The PRESS statistic can also be an indication of overfitting in the regression analysis . Models that contain too many parameters tend to have small residuals on the observations (low ) that were used for the model, but relatively large residuals on new observations (high ). ${\ displaystyle {\ text {RSS}} _ {\ text {train}}}$ ${\ displaystyle {\ text {RSS}} _ {\ text {test}}}$

Individual evidence

^ Rainer Schlittgen : Multivariate Statistics. 2009, Part III: Dependencies, p. 183 (accessed via De Gruyter Online).
^ Richard Kramer: Chemometric Techniques for Quantitative Analysis . CRC Press. 1998, p. 168.
↑ Scheiber, Josef Heinrich. "Development, validation and application of an interpretable and alignment-free 4D-QSAR methodology." (2007). P. 41.
↑ 13. MODEL OPTIMIZATION AND VALIDATION - Explanations in a PCR tutorial (en)
^ Draper, Norman Richard, and Harry Smith. "Applied regression analysis 2nd ed." (1981).

[1] Rainer Schlittgen : Multivariate Statistics. 2009, Part III: Dependencies, p. 183 (accessed via De Gruyter Online).

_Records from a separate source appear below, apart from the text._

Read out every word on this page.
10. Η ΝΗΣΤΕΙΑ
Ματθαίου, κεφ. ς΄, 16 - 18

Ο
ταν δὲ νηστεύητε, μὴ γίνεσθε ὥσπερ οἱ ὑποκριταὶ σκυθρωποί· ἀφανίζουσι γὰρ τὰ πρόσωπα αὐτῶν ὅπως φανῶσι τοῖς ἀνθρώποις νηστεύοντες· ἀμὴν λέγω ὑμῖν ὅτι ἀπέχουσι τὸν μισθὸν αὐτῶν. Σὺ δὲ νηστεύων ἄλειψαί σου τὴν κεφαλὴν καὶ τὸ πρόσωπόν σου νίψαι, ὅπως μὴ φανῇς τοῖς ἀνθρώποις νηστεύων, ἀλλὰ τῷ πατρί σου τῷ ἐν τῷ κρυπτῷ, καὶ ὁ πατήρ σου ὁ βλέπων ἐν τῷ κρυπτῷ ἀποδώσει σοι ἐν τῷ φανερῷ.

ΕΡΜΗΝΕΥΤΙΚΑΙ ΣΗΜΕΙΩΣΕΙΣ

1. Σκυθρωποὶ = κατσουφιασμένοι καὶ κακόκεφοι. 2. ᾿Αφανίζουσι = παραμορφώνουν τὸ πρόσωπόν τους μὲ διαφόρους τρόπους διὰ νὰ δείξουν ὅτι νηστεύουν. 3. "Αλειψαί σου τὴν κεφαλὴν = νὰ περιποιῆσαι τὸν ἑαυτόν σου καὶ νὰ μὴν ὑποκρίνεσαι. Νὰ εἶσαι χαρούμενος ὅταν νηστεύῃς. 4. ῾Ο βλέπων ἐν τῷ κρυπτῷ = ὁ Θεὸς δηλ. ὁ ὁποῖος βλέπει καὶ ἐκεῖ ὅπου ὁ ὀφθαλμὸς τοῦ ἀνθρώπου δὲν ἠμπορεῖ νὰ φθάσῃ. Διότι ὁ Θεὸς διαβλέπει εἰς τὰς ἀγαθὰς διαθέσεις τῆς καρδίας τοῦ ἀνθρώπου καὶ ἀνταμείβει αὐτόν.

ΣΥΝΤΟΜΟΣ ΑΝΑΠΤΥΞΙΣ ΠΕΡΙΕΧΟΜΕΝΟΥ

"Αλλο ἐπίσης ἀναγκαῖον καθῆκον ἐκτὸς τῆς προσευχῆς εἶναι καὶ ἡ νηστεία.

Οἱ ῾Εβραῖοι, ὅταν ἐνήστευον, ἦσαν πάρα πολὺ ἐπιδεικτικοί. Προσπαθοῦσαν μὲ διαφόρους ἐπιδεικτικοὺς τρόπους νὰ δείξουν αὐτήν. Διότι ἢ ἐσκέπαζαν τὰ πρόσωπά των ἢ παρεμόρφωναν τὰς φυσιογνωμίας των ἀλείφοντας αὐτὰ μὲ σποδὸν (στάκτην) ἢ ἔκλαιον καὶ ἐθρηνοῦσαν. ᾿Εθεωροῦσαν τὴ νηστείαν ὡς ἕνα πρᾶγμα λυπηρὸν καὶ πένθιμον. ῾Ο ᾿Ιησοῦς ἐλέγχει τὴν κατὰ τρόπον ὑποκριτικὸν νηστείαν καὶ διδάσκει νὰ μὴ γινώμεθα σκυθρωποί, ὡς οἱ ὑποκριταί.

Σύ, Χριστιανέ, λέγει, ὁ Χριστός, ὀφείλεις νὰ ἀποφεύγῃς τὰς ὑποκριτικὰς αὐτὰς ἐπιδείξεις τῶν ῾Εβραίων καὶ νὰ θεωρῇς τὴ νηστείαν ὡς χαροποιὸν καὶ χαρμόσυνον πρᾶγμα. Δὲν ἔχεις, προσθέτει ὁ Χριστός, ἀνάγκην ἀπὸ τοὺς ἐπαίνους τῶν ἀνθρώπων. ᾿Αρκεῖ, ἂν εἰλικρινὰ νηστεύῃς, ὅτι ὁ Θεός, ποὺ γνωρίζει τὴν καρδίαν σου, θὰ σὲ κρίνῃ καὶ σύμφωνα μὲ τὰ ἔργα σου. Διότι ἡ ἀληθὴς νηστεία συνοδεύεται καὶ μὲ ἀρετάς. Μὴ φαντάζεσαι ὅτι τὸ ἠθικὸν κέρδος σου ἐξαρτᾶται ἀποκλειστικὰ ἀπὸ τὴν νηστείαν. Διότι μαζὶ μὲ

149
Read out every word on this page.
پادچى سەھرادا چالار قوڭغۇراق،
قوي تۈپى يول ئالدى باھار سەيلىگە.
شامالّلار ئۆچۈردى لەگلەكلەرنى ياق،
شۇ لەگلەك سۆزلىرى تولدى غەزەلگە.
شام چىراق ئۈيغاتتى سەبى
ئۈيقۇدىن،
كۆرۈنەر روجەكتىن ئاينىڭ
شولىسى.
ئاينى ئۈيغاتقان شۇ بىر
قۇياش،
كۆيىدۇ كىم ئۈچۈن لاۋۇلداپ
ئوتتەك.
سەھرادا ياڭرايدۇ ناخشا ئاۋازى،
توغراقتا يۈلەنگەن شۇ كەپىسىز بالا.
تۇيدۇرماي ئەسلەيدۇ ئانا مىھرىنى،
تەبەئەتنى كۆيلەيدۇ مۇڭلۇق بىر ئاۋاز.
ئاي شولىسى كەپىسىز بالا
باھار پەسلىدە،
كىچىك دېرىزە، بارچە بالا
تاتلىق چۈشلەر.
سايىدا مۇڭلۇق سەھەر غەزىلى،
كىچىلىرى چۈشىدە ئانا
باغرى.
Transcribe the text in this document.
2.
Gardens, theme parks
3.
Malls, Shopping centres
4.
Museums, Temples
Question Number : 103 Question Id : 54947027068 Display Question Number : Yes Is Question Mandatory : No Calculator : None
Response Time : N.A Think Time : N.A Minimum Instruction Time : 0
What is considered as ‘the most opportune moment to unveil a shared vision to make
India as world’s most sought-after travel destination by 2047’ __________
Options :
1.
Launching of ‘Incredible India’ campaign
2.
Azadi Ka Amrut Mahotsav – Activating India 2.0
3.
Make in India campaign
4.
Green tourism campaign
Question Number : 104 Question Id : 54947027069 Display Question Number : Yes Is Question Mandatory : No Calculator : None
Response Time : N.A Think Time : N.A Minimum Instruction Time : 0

[2] Richard Kramer: Chemometric Techniques for Quantitative Analysis . CRC Press. 1998, p. 168.

[3] Scheiber, Josef Heinrich. "Development, validation and application of an interpretable and alignment-free 4D-QSAR methodology." (2007). P. 41.

[4] 13. MODEL OPTIMIZATION AND VALIDATION - Explanations in a PCR tutorial (en)

[5] Draper, Norman Richard, and Harry Smith. "Applied regression analysis 2nd ed." (1981).